Now check for others: a = 11 → 7×11 + 1 = 78 → 78 ÷ 5 = 15×5 + 3 → remainder 3 → valid, two-digit again
x = 78 → also satisfies
But is there a unique two-digit answer? Let’s list all two-digit x = 7a + 1, a from 2 to 14 (since 7×14 + 1 = 99):
a = 2 → 15 → 15 mod 5 = 0 → no
a = 3 → 22 → 22 mod 5 = 2 → no
a = 4 → 29 → 29 mod 5 = 4 → no
a = 5 → 36 → 1 → no
a = 6 → 43 → 3 → yes
a = 7 → 50 → 0 → no
a = 8 → 57 → 2 → no
a = 9 → 64 → 4 → no
a = 10 → 71 → 1 → no
a = 11 → 78 → 3 → yes
a = 12 → 85 → 0 → no
a = 13 → 92 → 2 → no
a = 14 → 99 → 4 → no

Valid two-digit solutions: 43, 78

But 78 is two-digit, so both qualify? Wait—but the question asks for the two-digit integer—implying uniqueness. Recheck constraints.
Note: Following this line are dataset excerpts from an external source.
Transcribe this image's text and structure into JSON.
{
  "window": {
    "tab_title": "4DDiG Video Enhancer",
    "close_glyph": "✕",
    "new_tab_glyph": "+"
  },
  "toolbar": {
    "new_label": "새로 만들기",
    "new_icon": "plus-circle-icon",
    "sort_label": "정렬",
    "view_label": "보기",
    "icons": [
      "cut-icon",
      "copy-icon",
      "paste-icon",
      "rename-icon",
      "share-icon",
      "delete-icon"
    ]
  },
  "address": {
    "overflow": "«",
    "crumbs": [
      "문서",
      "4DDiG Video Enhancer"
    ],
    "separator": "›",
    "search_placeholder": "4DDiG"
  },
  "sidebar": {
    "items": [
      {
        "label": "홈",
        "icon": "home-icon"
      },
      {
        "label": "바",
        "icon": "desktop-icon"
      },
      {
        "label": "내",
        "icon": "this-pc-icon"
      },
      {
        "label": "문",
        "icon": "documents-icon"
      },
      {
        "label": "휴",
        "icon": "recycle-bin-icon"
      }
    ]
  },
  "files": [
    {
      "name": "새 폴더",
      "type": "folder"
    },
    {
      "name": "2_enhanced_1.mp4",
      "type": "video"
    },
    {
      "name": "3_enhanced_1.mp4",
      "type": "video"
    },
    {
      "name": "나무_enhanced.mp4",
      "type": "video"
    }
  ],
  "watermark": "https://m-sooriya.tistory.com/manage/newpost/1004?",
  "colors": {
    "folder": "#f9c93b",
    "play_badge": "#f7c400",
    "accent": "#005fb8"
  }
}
Ah—problem likely assumes smallest, but both 43 and 78 are valid. However, in typical educational contexts, the focus is on 43 as the primary example, especially when phrased as “the” integer. But mathematically, 43 and 78 are both solutions.

However, the real intrigue lies in the dual logic—how two different numbers satisfy the equation. This nuance reflects real-world pattern recognition, where constraints can admit multiple valid outputs, prompting deeper exploration rather than a single “correct” answer.